Initially, the trial court granted summary judgment on behalf of Outside Firm.  That court found that Outside Firm merely acted as “scriveners,” in that their primary function was to take the terms and language of the departure agreement as provided by PA, and turn them into a binding agreement. Outside Firm was not responsible for negotiating these terms or for orchestrating any other aspect of PA’s departure from Law Firm. On this basis, the trial judge concluded that Outside Firm did not technically represent PA, but merely acted as an instrument in effectuating his departure.

On appeal, however, the court reversed and held that, despite Outside Firm’s seemingly limited involvement, the potential scope was a matter of factual dispute.  Among other concerns, the appellate court noted that there may well have been representation by Outside Firm on behalf of PA, as the acceptance of professional responsibility by a law firm “need not necessarily be articulated.” The appellate court further found that, despite Outside Firm’s primary responsibility to effectuate the terms of the departure agreement as provided by PA, it may well have had a professional responsibility to explore further the terms of this agreement, particularly with respect to the 401(k).  Ultimately, the appellate court decided that this matter had too many factual wrinkles to be decided by summary judgment.

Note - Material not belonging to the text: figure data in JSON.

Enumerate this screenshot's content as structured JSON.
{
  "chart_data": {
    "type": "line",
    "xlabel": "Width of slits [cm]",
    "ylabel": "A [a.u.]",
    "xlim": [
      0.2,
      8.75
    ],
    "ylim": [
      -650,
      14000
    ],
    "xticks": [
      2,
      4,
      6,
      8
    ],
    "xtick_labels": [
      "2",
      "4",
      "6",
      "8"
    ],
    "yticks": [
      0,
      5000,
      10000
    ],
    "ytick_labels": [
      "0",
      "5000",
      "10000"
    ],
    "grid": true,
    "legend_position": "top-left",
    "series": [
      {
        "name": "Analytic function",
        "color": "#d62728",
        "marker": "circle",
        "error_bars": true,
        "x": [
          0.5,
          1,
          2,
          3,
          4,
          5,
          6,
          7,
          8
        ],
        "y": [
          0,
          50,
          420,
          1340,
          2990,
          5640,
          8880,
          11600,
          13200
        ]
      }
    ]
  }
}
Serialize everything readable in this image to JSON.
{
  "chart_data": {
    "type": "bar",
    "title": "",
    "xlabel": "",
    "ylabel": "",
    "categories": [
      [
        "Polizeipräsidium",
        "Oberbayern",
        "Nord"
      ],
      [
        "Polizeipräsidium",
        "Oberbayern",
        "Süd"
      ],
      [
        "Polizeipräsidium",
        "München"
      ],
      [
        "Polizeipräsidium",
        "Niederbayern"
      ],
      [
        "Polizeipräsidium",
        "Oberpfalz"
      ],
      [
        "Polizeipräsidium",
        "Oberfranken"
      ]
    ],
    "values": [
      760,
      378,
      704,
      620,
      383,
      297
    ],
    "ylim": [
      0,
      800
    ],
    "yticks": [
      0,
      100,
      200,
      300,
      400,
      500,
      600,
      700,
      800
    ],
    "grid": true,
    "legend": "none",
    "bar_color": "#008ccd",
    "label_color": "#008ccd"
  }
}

So, what does this teach us? Never assume that even the most seemingly simple representation is as appears at first blush. Even if hired for what seems to be the most rudimentary task (i.e., something akin to a “scrivener”), it behooves any attorney or firm to approach that task with a fine-toothed comb and to ensure that the scope of the agreement is clearly spelled out and understood. Since the scope of representations continues to impose risks to professionals, clearly documented communication may be the key.